The ceremony continued with Post 64 Chaplain Jerry Waltrip reciting the famed poem "In Flanders Fields," written by John McCrae, a Canadian mourning after the death of a fellow soldier during World War I.
PHS trumpeters Sebastian Johns and Andrew Woodburn played "Taps" before yielding the microphone to USD 250 Superintendent Destry Brown, who delivered the main address.
Brown noted the roots of Veterans Day in the history of Armistice Day.
"In the early 1900s, World War I began, and it was the bloodiest ever on the world stage. Thirty-six million lost their lives, and 20 million were wounded. Thirty-six million is the entire state of California," Brown said.
Then, in 1918, on the 11th hour of the 11th day of the 11th month, an armistice was reached to end World War I. President Woodrow Wilson would later commemorate Nov. 11 as Armistice Day. After World War II and the Korean War, Armistice Day was extended to all veterans and renamed Veterans Day.
And it's a mix of past and present veterans that the day not only served on Monday, but serves every year.
"Many of those out there serving today are not but one, two, three years older than you," Brown told the students in the audience. "They are standing in the gap for you and me. They put it on the line every day."
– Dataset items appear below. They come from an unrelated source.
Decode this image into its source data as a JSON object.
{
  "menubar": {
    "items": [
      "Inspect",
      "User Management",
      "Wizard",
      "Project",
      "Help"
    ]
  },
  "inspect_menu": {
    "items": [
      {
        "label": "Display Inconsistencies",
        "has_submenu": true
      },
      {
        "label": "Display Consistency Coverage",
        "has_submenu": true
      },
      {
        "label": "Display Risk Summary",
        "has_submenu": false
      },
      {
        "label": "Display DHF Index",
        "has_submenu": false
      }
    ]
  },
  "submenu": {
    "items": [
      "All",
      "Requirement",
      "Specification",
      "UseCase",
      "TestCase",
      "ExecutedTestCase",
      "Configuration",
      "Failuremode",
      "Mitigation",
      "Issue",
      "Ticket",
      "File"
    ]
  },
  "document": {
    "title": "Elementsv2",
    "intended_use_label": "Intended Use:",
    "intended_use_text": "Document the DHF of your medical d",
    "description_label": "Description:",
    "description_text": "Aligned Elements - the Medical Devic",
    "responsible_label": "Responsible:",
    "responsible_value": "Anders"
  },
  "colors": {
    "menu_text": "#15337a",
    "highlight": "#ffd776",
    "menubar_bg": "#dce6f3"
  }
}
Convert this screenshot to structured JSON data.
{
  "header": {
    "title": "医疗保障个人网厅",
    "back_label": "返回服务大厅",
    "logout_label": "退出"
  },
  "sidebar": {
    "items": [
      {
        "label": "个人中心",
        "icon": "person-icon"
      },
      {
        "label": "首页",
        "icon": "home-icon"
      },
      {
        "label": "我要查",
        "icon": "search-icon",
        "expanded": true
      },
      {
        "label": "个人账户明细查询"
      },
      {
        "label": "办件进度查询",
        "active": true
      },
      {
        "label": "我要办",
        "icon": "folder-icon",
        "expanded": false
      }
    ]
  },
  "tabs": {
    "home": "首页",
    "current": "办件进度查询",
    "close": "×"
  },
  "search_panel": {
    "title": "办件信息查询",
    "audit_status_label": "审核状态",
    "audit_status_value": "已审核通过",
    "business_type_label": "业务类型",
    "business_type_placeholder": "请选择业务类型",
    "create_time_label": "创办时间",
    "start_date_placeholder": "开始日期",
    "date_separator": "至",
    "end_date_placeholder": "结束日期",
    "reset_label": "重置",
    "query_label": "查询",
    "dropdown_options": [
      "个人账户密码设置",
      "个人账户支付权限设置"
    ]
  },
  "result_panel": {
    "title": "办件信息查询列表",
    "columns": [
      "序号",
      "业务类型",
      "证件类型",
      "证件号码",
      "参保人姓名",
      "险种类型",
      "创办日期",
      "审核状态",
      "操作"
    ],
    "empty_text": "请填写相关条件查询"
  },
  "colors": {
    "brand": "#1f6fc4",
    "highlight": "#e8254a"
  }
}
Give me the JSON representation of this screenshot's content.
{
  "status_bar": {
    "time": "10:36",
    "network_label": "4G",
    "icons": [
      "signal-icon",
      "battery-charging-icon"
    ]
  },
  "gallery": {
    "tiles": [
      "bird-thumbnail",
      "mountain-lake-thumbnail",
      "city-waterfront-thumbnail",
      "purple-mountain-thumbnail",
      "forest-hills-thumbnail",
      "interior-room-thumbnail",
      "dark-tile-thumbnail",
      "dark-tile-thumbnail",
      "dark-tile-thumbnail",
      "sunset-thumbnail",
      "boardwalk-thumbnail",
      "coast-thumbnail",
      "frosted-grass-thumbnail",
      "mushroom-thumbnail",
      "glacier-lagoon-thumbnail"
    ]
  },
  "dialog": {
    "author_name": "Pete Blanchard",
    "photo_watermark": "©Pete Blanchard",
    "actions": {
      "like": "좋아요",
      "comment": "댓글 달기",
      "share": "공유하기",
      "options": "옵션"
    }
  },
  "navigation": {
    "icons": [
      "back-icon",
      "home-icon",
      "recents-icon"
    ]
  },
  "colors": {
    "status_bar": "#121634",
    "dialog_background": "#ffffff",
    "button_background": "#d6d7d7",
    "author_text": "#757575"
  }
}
With students who have much of their lives ahead of them, Brown made sure to note the possibilities provided to those students through the sacrifices made by veterans.
"Those dreams you all have for your future... What do you want to do when you leave high school? Think about what it would be like if you didn't have a choice," Brown said. "Remember that these guys fought and are fighting for you."